JAKARTA - Planet ekstrasurya seukuran Bumi tetapi dilapisi dengan gunung berapi, berhasil ditemukan para astronom. Planet ini, diklaim sering mengalami ledakan vulkanik.
Berbekal data dari Transiting Exoplanet Survey Satellite (TESS) milik NASA dan pensiunan Spitzer Space Telescope, serta serangkaian observatorium berbasis darat, para astronom menemukan planet yang dijuluki LP 791-18 d.
“LP 791-18 d terkunci secara pasang surut, yang berarti sisi yang sama terus-menerus menghadap bintangnya,” ujar rekan penulis dan profesor astronomi di iREx, Björn Benneke yang merencanakan dan mengawasi penelitian tersebut.
“Siang hari mungkin terlalu panas untuk air cair ada di permukaan. Tetapi jumlah aktivitas vulkanik yang kami duga terjadi di seluruh planet dapat mempertahankan atmosfer, yang memungkinkan air mengembun di malam hari," imbuhnya.
LP 791-18 d mengorbit bintang katai merah kecil sekitar 90 tahun cahaya di konstelasi kawah selatan.

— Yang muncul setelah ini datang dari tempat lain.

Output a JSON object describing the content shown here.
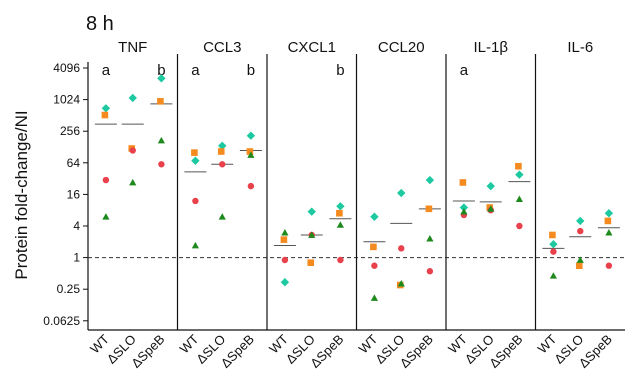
{
  "chart_data": {
    "type": "scatter",
    "title": "8 h",
    "ylabel": "Protein fold-change/NI",
    "y_scale": "log2",
    "ylim": [
      0.03,
      4096
    ],
    "yticks": [
      "4096",
      "1024",
      "256",
      "64",
      "16",
      "4",
      "1",
      "0.25",
      "0.0625"
    ],
    "ytick_values": [
      4096,
      1024,
      256,
      64,
      16,
      4,
      1,
      0.25,
      0.0625
    ],
    "reference_line": 1,
    "categories": [
      "WT",
      "ΔSLO",
      "ΔSpeB"
    ],
    "marker_colors": {
      "diamond": "#1dc9a0",
      "square": "#f58b1f",
      "circle": "#e8414b",
      "triangle": "#1e8a1e"
    },
    "panels": [
      {
        "name": "TNF",
        "significance": [
          "a",
          "",
          "b"
        ],
        "means": [
          350,
          350,
          850
        ],
        "points": [
          {
            "diamond": 700,
            "square": 520,
            "circle": 30,
            "triangle": 6
          },
          {
            "diamond": 1100,
            "square": 120,
            "circle": 110,
            "triangle": 27
          },
          {
            "diamond": 2600,
            "square": 950,
            "circle": 60,
            "triangle": 170
          }
        ]
      },
      {
        "name": "CCL3",
        "significance": [
          "a",
          "",
          "b"
        ],
        "means": [
          43,
          60,
          110
        ],
        "points": [
          {
            "diamond": 70,
            "square": 100,
            "circle": 12,
            "triangle": 1.7
          },
          {
            "diamond": 135,
            "square": 105,
            "circle": 60,
            "triangle": 6
          },
          {
            "diamond": 210,
            "square": 105,
            "circle": 23,
            "triangle": 90
          }
        ]
      },
      {
        "name": "CXCL1",
        "significance": [
          "",
          "",
          "b"
        ],
        "means": [
          1.7,
          2.7,
          5.5
        ],
        "points": [
          {
            "diamond": 0.34,
            "square": 2.2,
            "circle": 0.9,
            "triangle": 3
          },
          {
            "diamond": 7.5,
            "square": 0.8,
            "circle": 2.7,
            "triangle": 2.7
          },
          {
            "diamond": 9.5,
            "square": 7,
            "circle": 0.9,
            "triangle": 4.2
          }
        ]
      },
      {
        "name": "CCL20",
        "significance": [
          "",
          "",
          ""
        ],
        "means": [
          2,
          4.5,
          8.5
        ],
        "points": [
          {
            "diamond": 6,
            "square": 1.6,
            "circle": 0.7,
            "triangle": 0.17
          },
          {
            "diamond": 17,
            "square": 0.3,
            "circle": 1.5,
            "triangle": 0.32
          },
          {
            "diamond": 30,
            "square": 8.5,
            "circle": 0.55,
            "triangle": 2.3
          }
        ]
      },
      {
        "name": "IL-1β",
        "significance": [
          "a",
          "",
          ""
        ],
        "means": [
          12,
          11.5,
          28
        ],
        "points": [
          {
            "diamond": 9,
            "square": 27,
            "circle": 6.5,
            "triangle": 7.5
          },
          {
            "diamond": 23,
            "square": 9,
            "circle": 8,
            "triangle": 8.5
          },
          {
            "diamond": 38,
            "square": 55,
            "circle": 4,
            "triangle": 13
          }
        ]
      },
      {
        "name": "IL-6",
        "significance": [
          "",
          "",
          ""
        ],
        "means": [
          1.5,
          2.5,
          3.7
        ],
        "points": [
          {
            "diamond": 1.8,
            "square": 2.7,
            "circle": 1.3,
            "triangle": 0.45
          },
          {
            "diamond": 5,
            "square": 0.7,
            "circle": 3.2,
            "triangle": 0.9
          },
          {
            "diamond": 7,
            "square": 5,
            "circle": 0.7,
            "triangle": 3
          }
        ]
      }
    ]
  }
}
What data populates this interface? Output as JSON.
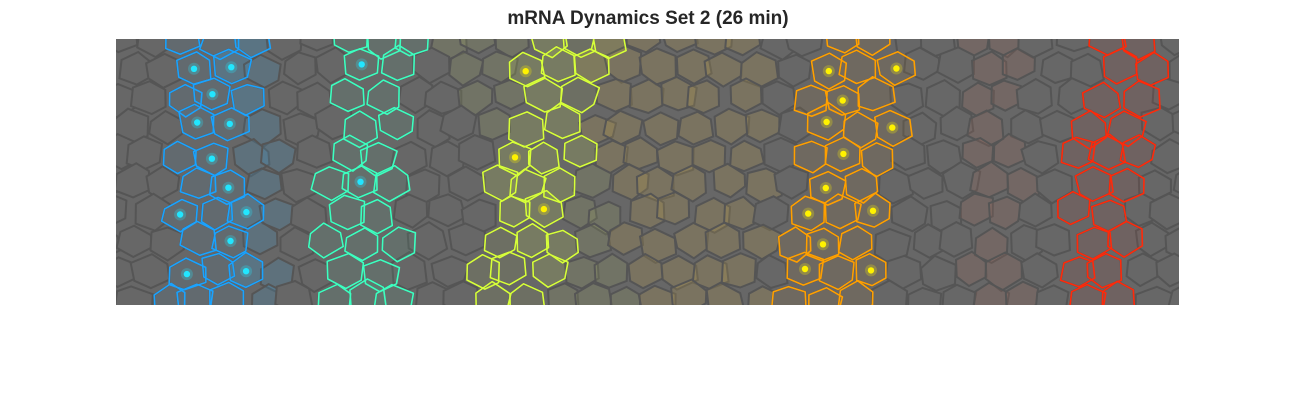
{
  "figure": {
    "title": "mRNA Dynamics Set 2 (26 min)"
  },
  "stripes": [
    {
      "name": "stripe-1",
      "color": "#1aa3ff",
      "dots": 12
    },
    {
      "name": "stripe-2",
      "color": "#3dffc0",
      "dots": 2
    },
    {
      "name": "stripe-3",
      "color": "#d7ff3a",
      "dots": 3
    },
    {
      "name": "stripe-4",
      "color": "#ffa000",
      "dots": 12
    },
    {
      "name": "stripe-5",
      "color": "#ff2a0a",
      "dots": 0
    }
  ],
  "colors": {
    "background": "#676767",
    "cell_edge": "#555555",
    "dot_cyan": "#22e6ff",
    "dot_yellow": "#fff200"
  }
}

Para astronom memperkirakan planet tersebut hanya sedikit lebih besar dan masif dari Bumi.
Sejatinya, para astronom sudah mengetahui tentang dua dunia lain dalam sistem sebelum penemuan ini, yang disebut LP 791-18 b dan c.
BACA JUGA:
Planet bagian dalam b berukuran sekitar 20 persen lebih besar dari Bumi. Sedangkan planet luar c berukuran sekitar 2,5 kali ukuran Bumi dan lebih dari tujuh kali massanya. Selama setiap orbit, planet d dan c melintas sangat dekat satu sama lain.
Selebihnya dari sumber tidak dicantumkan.